Judy Woodruff's Christmas morning table was so engaging with son Jeffrey's teddy bear in a highchair that she vowed to reproduce it in her own home come the holiday morning.
Susan Baker's country holiday table sat on a sisal rug hand-painted by her daughter-in-law.
Betty Lou Ourisman's table in the benefit last night at the Watergate for The Washington Home -- a private, nonsectarian nursing home -- gleamed with Tiffany silver that Tiffany's own John Loring spotted in an instant.
But White House deputy chief of staff Michael K. Deaver turned the tables elsewhere as he stood looking at the Christmas tree created by his wife, Carolyn, along with the Washington Project for the Arts.
He was responding to questions about President Reagan's trip to South America at the end of the month, which he has been intimately involved with planning.
"That's going to be a hard trip -- Brazil, with two cities, Brazilia and Sao Paulo -- Bogota, San Jose," and then, after pausing for a minute, he added, "and Honduras." That last stop is scheduled to be announced later this week. It was added to the itinerary after speculation that either Honduras or Peru would be selected for a visit.
"The president really wanted to give more emphasis to the Caribbean Basin Initiative," Deaver said of the choice. There had been some thought that Reagan might stop in Peru to patch up differences with that country. Peru's President Fernando Belaunde Terry cancelled his trip here earlier this month because it coincided with the administration's announcement that countervailing textile tariffs would be imposed on his country.
The U.S. has made major efforts in Honduras to stop rebellion in Central America. The U. S. mission there has been upgraded and large numbers of American personnel and embassy staff have been added.
Asked if the president was disappointed about reports that the Argentinians had refused a meeting with him on his swing south, with the Brazilians as intermediaries, Deaver said those reports were "a little misleading."

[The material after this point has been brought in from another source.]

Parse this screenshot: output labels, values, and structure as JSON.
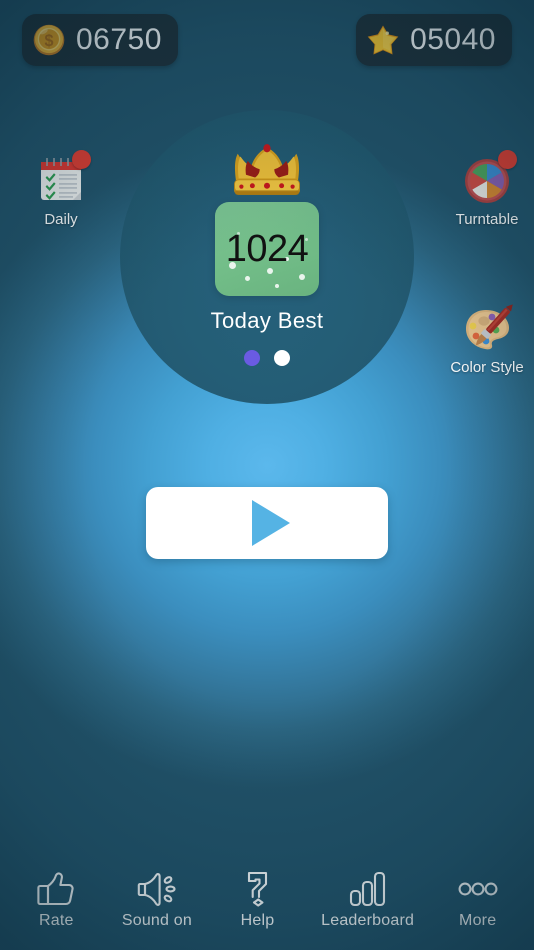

When he and Thomas Enders, assistant secretary of state for Inter-American Affairs, were advancing the trip in Rio recently, Deaver said, they had dinner with the Brazilian president's staff.

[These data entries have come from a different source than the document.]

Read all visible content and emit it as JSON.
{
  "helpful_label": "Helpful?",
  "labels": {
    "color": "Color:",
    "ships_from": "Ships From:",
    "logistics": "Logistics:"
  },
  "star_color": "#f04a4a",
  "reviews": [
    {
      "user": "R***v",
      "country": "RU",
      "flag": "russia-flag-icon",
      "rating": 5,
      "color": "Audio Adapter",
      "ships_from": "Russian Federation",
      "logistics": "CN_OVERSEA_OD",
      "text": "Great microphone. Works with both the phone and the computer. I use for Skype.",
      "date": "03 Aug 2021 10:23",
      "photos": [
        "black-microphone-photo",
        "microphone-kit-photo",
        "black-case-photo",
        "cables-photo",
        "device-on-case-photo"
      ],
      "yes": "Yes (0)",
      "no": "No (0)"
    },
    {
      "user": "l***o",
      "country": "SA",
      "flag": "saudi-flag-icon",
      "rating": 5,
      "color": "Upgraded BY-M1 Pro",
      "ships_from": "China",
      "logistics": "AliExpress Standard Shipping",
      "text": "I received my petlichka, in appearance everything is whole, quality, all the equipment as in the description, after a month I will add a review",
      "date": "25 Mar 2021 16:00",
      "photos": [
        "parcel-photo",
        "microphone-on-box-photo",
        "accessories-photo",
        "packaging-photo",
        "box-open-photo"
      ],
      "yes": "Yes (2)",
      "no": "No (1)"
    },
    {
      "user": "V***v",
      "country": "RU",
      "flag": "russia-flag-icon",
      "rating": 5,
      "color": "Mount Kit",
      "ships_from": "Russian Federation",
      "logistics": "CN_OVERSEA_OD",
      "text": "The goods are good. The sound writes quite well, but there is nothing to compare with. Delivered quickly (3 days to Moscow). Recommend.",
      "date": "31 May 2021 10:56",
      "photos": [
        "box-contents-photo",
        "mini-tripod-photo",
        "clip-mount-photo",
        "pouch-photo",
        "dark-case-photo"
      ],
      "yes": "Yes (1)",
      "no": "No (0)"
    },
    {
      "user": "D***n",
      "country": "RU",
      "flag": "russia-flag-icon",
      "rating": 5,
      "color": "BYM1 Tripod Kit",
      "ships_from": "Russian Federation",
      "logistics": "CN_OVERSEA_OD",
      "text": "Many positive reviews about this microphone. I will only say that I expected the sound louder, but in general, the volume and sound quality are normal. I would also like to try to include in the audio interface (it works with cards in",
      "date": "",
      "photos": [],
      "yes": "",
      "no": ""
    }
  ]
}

"We talked about five or six possibilities and they suggested having the Argentines come down for a visit, but it wasn't our initiative," Deaver said.
The more than 300 who paid $85 a person for the black-tie dinner-dance and opening of the benefit exhibition dined on roast veal and vintage wines after viewing holiday table settings and Christmas trees by such celebrity exhibitors as Lady Bird Johnson, Sen. and Mrs. Howard Baker (R-Tenn.), Dina Merrill and Cliff Robertson, Sen. John Warner (R-Va.) and Redskin quarterback Joe Theismann--none of whom were there last night.
But others among the 27 exhibitors who were on hand to stand proudly by their displays were Delaware Gov. Pierre S. duPont IV; Jane Weinberger, wife of the secretary of Defense; Watergate owner Nicolas M. Salago; and Carolyn Long, wife of Louisiana Sen. Russell Long. Some wished that the extra bit of magic worked by decorators, who interpreted the exhibits for their prominent supporters, could be transported to their own homes.
"We're minus a few dining room chairs, but we figure it's for a good cause," NBC's Woodruff said while looking at the intimate display that included her Wedgwood china and a pair of men's leather slippers, which she said were not her husband's, Albert R. Hunt. "I wish I had a camera. I'll come back tomorrow and take some pictures."
Jane Weinberger, who masterminded a Christmas tree this year, was already planning a table setting for next year. It was news to co-chairman Jane De Graff. But she quickly signed her up.
The show, which is open to the public for a donation, continues through Monday, when some exhibit-goers may end up taking home to their own Christmas trees autographed ornaments by such notables as Barbara Bush, Nancy Reagan and Ronald Reagan.